In fact, reports of other transferred plastidial genes to the nucleus suggest a putative conservation of their function in the new genomic environment and a lack of pseudogenization of their sequences. Our observations suggest that all the ndh nuclear-encoded fragments are pseudogenes and may require further research. Pseudogenes are found in prokaryotes and eukaryotes, and are defined as genomic segments which have high sequence similarity to the corresponding functional genes which have lost the coding ability either due to the presence of premature stop-codons or frame shift/s. Earlier it was proposed that pseudogenes are non-functional, but with the advent of next-generation sequencing technologies, it has been revealed that pseudogenes are important not only from evolutionary point of view, but they may be involved in regulatory functions of their ancestral, functional genes (Tutar 2012; Li et al. 2013). However none of the fragments found in the plastid showed presence of regulatory elements, although they showed the presence of stop codons, and the mitochondrial and nuclear fragments showed both, regulatory elements as well as stop codons.

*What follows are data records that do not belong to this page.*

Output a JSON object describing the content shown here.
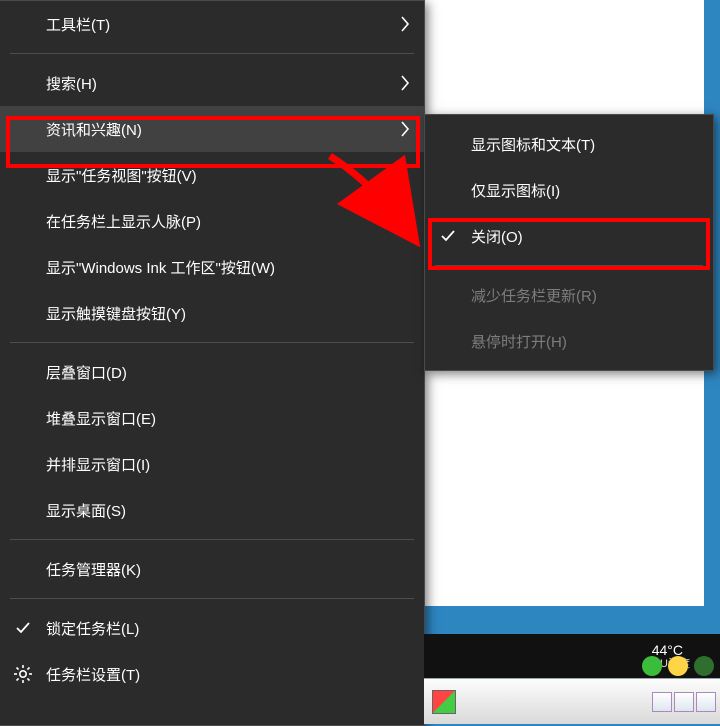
{
  "main_menu": {
    "toolbars": "工具栏(T)",
    "search": "搜索(H)",
    "news": "资讯和兴趣(N)",
    "taskview": "显示\"任务视图\"按钮(V)",
    "people": "在任务栏上显示人脉(P)",
    "ink": "显示\"Windows Ink 工作区\"按钮(W)",
    "touchkb": "显示触摸键盘按钮(Y)",
    "cascade": "层叠窗口(D)",
    "stacked": "堆叠显示窗口(E)",
    "sidebyside": "并排显示窗口(I)",
    "showdesk": "显示桌面(S)",
    "taskmgr": "任务管理器(K)",
    "lock": "锁定任务栏(L)",
    "settings": "任务栏设置(T)"
  },
  "sub_menu": {
    "icon_text": "显示图标和文本(T)",
    "icon_only": "仅显示图标(I)",
    "off": "关闭(O)",
    "reduce": "减少任务栏更新(R)",
    "hover_open": "悬停时打开(H)"
  },
  "status": {
    "temperature": "44°C",
    "label": "CPU温度"
  }
}
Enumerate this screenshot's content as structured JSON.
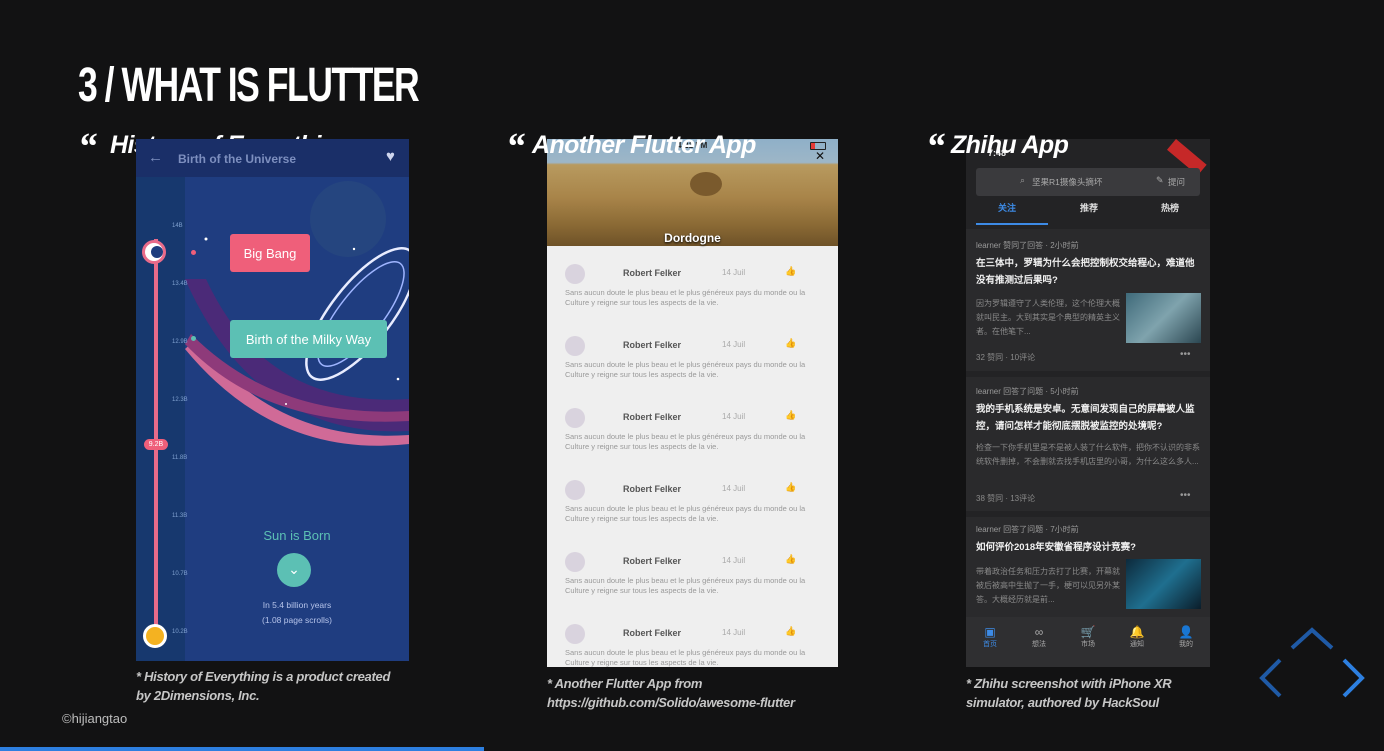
{
  "slide": {
    "title": "3 / WHAT IS FLUTTER",
    "credit": "©hijiangtao"
  },
  "columns": [
    {
      "heading": "History of Everything",
      "caption_line1": "* History of Everything is a product created",
      "caption_line2": "by 2Dimensions, Inc."
    },
    {
      "heading": "Another Flutter App",
      "caption_line1": "* Another Flutter App from",
      "caption_line2": "https://github.com/Solido/awesome-flutter"
    },
    {
      "heading": "Zhihu App",
      "caption_line1": "* Zhihu screenshot with iPhone XR",
      "caption_line2": "simulator, authored by HackSoul"
    }
  ],
  "phone1": {
    "header_title": "Birth of the Universe",
    "back_icon": "back-arrow-icon",
    "heart_icon": "heart-icon",
    "ticks": [
      "14B",
      "13.4B",
      "12.9B",
      "12.3B",
      "11.8B",
      "11.3B",
      "10.7B",
      "10.2B"
    ],
    "current_tick": "9.2B",
    "event1": "Big Bang",
    "event2": "Birth of the Milky Way",
    "event3": "Sun is Born",
    "sub1": "In 5.4 billion years",
    "sub2": "(1.08 page scrolls)",
    "colors": {
      "pink": "#ef5f7a",
      "teal": "#5cc0b4",
      "navy": "#1e3d7e"
    }
  },
  "phone2": {
    "time": "4:21 PM",
    "place": "Dordogne",
    "close_icon": "close-icon",
    "rows": [
      {
        "name": "Robert Felker",
        "date": "14 Juil",
        "text": "Sans aucun doute le plus beau et le plus généreux pays du monde ou la Culture y reigne sur tous les aspects de la vie."
      },
      {
        "name": "Robert Felker",
        "date": "14 Juil",
        "text": "Sans aucun doute le plus beau et le plus généreux pays du monde ou la Culture y reigne sur tous les aspects de la vie."
      },
      {
        "name": "Robert Felker",
        "date": "14 Juil",
        "text": "Sans aucun doute le plus beau et le plus généreux pays du monde ou la Culture y reigne sur tous les aspects de la vie."
      },
      {
        "name": "Robert Felker",
        "date": "14 Juil",
        "text": "Sans aucun doute le plus beau et le plus généreux pays du monde ou la Culture y reigne sur tous les aspects de la vie."
      },
      {
        "name": "Robert Felker",
        "date": "14 Juil",
        "text": "Sans aucun doute le plus beau et le plus généreux pays du monde ou la Culture y reigne sur tous les aspects de la vie."
      },
      {
        "name": "Robert Felker",
        "date": "14 Juil",
        "text": "Sans aucun doute le plus beau et le plus généreux pays du monde ou la Culture y reigne sur tous les aspects de la vie."
      }
    ]
  },
  "phone3": {
    "time": "7:48",
    "search_placeholder": "坚果R1摄像头摘坏",
    "ask_label": "提问",
    "tabs": [
      "关注",
      "推荐",
      "热榜"
    ],
    "cards": [
      {
        "meta": "learner 赞同了回答 · 2小时前",
        "question": "在三体中，罗辑为什么会把控制权交给程心，难道他没有推测过后果吗?",
        "summary": "因为罗辑遵守了人类伦理，这个伦理大概就叫民主。大到其实是个典型的精英主义者。在他笔下...",
        "stats": "32 赞同 · 10评论"
      },
      {
        "meta": "learner 回答了问题 · 5小时前",
        "question": "我的手机系统是安卓。无意间发现自己的屏幕被人监控，请问怎样才能彻底摆脱被监控的处境呢?",
        "summary": "检查一下你手机里是不是被人装了什么软件，把你不认识的非系统软件删掉，不会删就去找手机店里的小哥，为什么这么多人...",
        "stats": "38 赞同 · 13评论"
      },
      {
        "meta": "learner 回答了问题 · 7小时前",
        "question": "如何评价2018年安徽省程序设计竞赛?",
        "summary": "带着政治任务和压力去打了比赛，开幕就被后被高中生抛了一手，梗可以见另外某答。大概经历就是前..."
      }
    ],
    "nav": [
      "首页",
      "想法",
      "市场",
      "通知",
      "我的"
    ]
  },
  "nav_arrows": {
    "up": "chevron-up-icon",
    "left": "chevron-left-icon",
    "right": "chevron-right-icon",
    "color": "#2d7fe0"
  }
}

Functional plastid ndh genes are dispensable in photosynthetic plants

The in silico screening of the nuclear and organellar genomes of Norway spruce convincingly support the view that sequences homologous to ndh genes from seed plants are present in this species. However, the facts that (1) fragments of the ndh genes that have been detected may code for a very small portion of amino acid residues forming the ndh polypeptides, (2) the fragments recovered have a low percentage of amino acid identity with the functional ndh genes, and (3) premature stop codons are present in the corresponding ORF fragments located in the nuclear genome, strongly suggest that they are non-functional ndh genes and are probably pseudogenes. These evidences, together with the absence of conserved homologous domains specific to ndh genes in the P. abies transcriptome (data not shown), support the hypothesis that the Ndh complex is not functionally operating in the thylakoids of P. abies. This agrees with the results of Ruhlman et al. (2015) about its limited biological significance in extant plants, in contraposition with early opposite views (Martin and Sabater 2010) and rejects former hypothesis suggesting that the loss of plastid ndh genes in non-parasitic and non-saprophytic plants is concomitantly linked to both, their transfer to the nucleus and to the maintenance of their functionality in this new genome location (Chang et al. 2006).

Our work suggests that in P. abies, the translocation of ndh genes from the plastid to the nuclear genome occurred during the course of evolution. We speculate that there might have been a functional ndh machinery within the nuclear-encoded environment, or attempts to form it, at some time during evolution. Presently, ndh genes in the nuclear genome show signatures of pseudogenization and are likely to be nonfunctional but a definitive conclusion warrants further investigation (Podlaha and Zhang 2010).